Otherwise she is doing great! She finished out her wrestling season with a Freestyle State Championship...very exciting! We are not signing her up for any additional sports right now until we feel more comfortable with whatever is going on with her health. We also have her follow-up bronchoscopy on hold for the same reason. I'm not about to rock the boat!

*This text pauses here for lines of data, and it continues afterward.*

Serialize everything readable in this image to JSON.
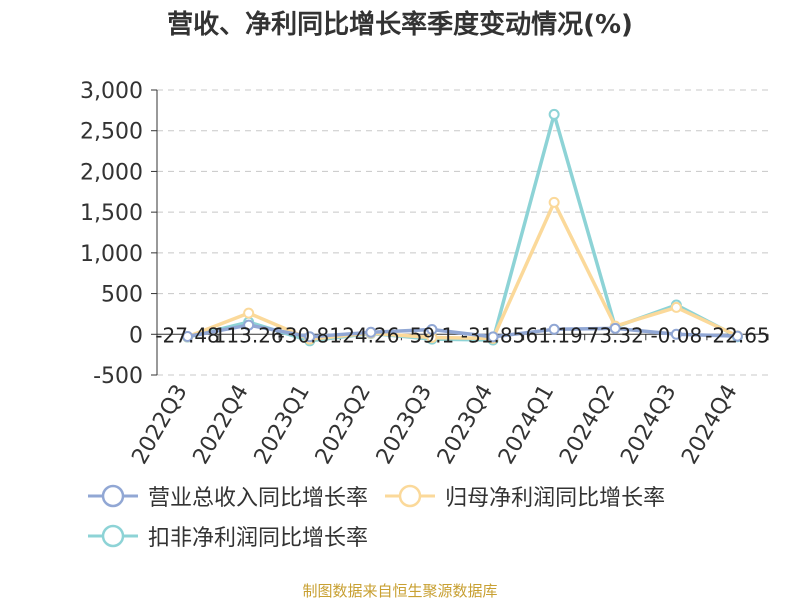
{
  "title": "营收、净利同比增长率季度变动情况(%)",
  "source_text": "制图数据来自恒生聚源数据库",
  "chart_data": {
    "type": "line",
    "categories": [
      "2022Q3",
      "2022Q4",
      "2023Q1",
      "2023Q2",
      "2023Q3",
      "2023Q4",
      "2024Q1",
      "2024Q2",
      "2024Q3",
      "2024Q4"
    ],
    "y_ticks": [
      "3,000",
      "2,500",
      "2,000",
      "1,500",
      "1,000",
      "500",
      "0",
      "-500"
    ],
    "ylim": [
      -500,
      3000
    ],
    "grid": true,
    "legend_position": "bottom",
    "series": [
      {
        "name": "营业总收入同比增长率",
        "color": "#91a7d4",
        "values": [
          -27.48,
          113.26,
          -30.81,
          24.26,
          59.1,
          -31.85,
          61.19,
          73.32,
          -0.08,
          -22.65
        ]
      },
      {
        "name": "归母净利润同比增长率",
        "color": "#fbd99a",
        "values": [
          -30,
          260,
          -60,
          15,
          -40,
          -50,
          1620,
          100,
          330,
          -20
        ]
      },
      {
        "name": "扣非净利润同比增长率",
        "color": "#8dd3d6",
        "values": [
          -35,
          150,
          -80,
          10,
          -60,
          -70,
          2700,
          90,
          360,
          -30
        ]
      }
    ],
    "data_labels": [
      "-27.48",
      "113.26",
      "-30.81",
      "24.26",
      "59.1",
      "-31.85",
      "61.19",
      "73.32",
      "-0.08",
      "-22.65"
    ]
  }
}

She continues to go to school and is doing very well. She has developed a lot of pre-reading and math skills and is even trying to spell out easy words. Not bad for a kid who has only been talking 16 months! We went to parent teacher conferences and her teacher is pleased with her. Emily will not be going to kindergarten next year due to her late birthday (missed the cut-off), but that's probably for the best anyway. She has missed a LOT of school this year, and I am not sure how "real" school will deal with that, and frankly, we're not too anxious to find out. :)

Grizzly Iron Man

The boys wrestled at the Grizzly Iron Man Tournament today and did great! So far, Ryan won the Freestyle division and got second in Greco, while Ashton brought home the silver medal in each! Tomorrow is the Folkstyle portion of the tournament, so we will be up and at 'em early again tomorrow.

Emily did not wrestle today, but she came along and played with and cheered for her brothers and teammates. She must have peed 45 times today, and I am hoping that might mean that her weight will be down some...will check it in the morning.

Pics of the kids posted, in no particular order. The first is of Emily resting in a lawn chair between the boys' matches, then Braylon early this morning, Ryan with his medals (so far, hopefully there will be another one tomorrow), then the others are of Emily with teammate Skyler. Emily says Skyler is her "boyfriend," and he is a great kid to play along.